To think of what i have done especially what i have been highly interested in and even what i have pretended to be like so far, i do feel the best satisfaction in doing something when I keep myself busy. it doesn't mean i like distracted environment. Different from other people, I feel bad when I do something relaxing. I don't know why. But it doesn't mean I always put my aim forehead and try to catch it up. I never feel satisfied after doing something unimportant, I do all over again though. I'm not sure if it's the most suitable example or even just suitable example.  putting one example just comes up with my mind now, once a week probably sundays i make my table and bed and wash my laundry but other days i use my full power to screw it up. I think i'm going too far.
One thing which i need to keep in mind is i've done the best achievement whenever i feel busy.
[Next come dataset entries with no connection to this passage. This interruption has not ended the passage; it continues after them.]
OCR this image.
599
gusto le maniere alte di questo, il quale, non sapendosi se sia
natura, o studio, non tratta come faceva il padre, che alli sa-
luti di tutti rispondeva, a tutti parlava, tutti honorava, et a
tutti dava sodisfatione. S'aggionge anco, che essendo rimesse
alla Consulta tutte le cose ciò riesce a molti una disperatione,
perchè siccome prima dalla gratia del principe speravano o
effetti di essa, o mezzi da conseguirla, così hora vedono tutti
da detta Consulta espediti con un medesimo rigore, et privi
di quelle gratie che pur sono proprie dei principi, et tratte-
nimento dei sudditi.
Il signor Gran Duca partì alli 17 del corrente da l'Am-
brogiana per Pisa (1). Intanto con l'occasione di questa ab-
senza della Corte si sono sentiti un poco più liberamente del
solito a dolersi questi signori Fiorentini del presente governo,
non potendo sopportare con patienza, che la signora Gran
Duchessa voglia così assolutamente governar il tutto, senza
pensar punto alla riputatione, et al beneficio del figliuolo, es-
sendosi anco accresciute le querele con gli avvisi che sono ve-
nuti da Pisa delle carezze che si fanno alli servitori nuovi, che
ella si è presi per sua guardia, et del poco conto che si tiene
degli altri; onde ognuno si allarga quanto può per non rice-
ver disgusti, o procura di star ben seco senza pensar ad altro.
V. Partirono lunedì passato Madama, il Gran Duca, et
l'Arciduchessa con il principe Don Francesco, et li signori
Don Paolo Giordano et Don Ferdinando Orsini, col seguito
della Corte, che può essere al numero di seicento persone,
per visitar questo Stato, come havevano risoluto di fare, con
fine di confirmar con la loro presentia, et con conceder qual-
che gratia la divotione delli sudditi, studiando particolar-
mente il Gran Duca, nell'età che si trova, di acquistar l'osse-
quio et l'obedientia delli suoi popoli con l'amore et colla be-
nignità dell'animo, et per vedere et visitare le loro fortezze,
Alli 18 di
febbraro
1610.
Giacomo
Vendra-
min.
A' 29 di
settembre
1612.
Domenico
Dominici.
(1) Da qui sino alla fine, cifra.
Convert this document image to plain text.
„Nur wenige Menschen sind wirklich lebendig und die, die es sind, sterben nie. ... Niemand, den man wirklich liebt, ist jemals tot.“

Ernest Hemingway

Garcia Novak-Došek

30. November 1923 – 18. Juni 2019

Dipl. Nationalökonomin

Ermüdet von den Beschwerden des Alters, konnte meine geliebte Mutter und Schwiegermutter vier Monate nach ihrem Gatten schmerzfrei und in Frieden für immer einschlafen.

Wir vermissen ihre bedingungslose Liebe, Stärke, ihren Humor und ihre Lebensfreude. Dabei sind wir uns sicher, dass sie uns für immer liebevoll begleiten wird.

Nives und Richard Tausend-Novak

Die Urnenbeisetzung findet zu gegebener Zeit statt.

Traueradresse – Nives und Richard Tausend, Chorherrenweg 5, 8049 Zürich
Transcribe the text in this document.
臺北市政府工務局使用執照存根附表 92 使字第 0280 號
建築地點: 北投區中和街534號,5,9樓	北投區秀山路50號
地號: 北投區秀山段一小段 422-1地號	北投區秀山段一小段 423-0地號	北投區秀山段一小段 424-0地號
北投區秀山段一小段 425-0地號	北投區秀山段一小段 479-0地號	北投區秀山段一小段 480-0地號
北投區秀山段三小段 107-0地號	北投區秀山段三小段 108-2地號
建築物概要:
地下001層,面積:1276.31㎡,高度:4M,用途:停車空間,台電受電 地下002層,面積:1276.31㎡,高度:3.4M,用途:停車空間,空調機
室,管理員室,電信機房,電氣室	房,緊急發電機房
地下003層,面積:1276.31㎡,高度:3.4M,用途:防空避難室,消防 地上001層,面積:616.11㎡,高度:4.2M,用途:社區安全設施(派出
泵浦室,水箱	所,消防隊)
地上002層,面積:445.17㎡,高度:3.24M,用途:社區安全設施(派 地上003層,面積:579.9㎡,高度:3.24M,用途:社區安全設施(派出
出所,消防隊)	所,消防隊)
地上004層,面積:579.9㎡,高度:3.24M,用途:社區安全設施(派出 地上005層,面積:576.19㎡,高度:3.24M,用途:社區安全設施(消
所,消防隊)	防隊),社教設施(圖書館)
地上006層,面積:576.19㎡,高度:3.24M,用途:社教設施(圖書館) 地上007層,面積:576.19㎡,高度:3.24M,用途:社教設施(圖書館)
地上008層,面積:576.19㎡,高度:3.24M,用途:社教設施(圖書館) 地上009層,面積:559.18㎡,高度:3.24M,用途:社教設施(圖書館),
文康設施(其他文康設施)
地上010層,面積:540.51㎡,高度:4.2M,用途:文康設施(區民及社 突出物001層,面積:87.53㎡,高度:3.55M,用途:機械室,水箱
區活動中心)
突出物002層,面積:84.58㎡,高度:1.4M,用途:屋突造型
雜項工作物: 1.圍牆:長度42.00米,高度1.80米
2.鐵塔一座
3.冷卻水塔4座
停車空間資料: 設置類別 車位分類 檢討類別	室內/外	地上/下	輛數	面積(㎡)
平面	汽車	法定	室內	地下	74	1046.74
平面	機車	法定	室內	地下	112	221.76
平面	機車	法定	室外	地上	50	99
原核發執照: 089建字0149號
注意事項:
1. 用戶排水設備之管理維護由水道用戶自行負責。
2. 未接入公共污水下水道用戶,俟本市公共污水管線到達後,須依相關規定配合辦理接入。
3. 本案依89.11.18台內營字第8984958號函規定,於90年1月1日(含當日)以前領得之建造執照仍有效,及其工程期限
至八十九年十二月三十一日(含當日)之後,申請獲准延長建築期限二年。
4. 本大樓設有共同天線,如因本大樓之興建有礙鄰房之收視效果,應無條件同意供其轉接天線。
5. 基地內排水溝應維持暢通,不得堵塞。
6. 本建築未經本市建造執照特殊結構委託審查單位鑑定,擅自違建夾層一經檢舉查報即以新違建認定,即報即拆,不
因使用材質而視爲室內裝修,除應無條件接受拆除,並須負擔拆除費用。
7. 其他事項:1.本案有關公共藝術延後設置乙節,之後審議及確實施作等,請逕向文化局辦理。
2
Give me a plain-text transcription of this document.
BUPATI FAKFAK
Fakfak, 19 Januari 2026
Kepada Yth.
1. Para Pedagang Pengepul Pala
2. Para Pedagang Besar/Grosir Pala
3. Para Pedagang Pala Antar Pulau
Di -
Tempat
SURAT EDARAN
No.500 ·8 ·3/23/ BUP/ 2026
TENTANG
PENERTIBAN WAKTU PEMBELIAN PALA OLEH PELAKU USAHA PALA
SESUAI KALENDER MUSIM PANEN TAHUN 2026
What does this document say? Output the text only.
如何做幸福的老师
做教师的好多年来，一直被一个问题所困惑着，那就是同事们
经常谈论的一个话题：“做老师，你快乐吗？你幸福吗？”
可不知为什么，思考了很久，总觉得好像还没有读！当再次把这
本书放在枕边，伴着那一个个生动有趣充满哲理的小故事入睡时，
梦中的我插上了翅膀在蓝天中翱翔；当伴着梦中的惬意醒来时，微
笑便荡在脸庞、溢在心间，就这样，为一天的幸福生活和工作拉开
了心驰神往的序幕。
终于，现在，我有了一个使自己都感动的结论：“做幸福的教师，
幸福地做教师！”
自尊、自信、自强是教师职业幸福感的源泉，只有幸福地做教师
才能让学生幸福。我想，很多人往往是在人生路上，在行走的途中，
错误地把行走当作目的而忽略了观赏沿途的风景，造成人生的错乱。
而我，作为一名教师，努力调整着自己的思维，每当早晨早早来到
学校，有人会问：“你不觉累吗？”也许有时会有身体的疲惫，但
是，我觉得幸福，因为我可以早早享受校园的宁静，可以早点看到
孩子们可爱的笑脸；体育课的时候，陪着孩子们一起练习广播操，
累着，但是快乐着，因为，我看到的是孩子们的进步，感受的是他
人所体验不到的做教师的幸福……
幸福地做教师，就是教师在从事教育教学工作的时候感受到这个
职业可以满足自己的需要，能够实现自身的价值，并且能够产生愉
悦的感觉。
That's all.  But Why is it so damn difficult to be busy in NYC.
I have the answer unfortunately, it's my bad.

Usually I hear some thoughts and opinions on me. mostly it is good to hear that while some are annoying. actually it is not annoying thing. but i regard those as the thoughts from who doesn't know me well. that's is a mistake. one of the annoying opinions is that I'm not good at controling my anger and get upset easily. not easy to accept but true.
when i think of my behaviors which is visible to anyone or do represent my anger what i should've controlled around some stories around me, even not directly effective to me.
I've easily resented than anyone else. there is a bunch of what i've done so far that i remember now. it would be countless.and i think i raise more anger while i'm talking about it even while compromising it.  
i remember two of them clearly. but these weren't even effective to me in any reason.
I have a group of guys that have got along with each others since our freshmen year.
there was a conflict among us when we just had finished our military duties, and it came from one guy got along with another dudes and stay away from us and let us hear some gossips of our group that he let it leak. any of those gossips weren't including me. it was aimed at one another guy. He told me the whole stories and i got upset like even more than him. of course there was a misunderstanding between us. they solved the problems and compromised each other, but I couldn't cause i got upset and it needed long enough time to be normal. Now it's ok with the happenings. but there had been a cold period between me and the group with no reason while the group have get along with the victim of gossips.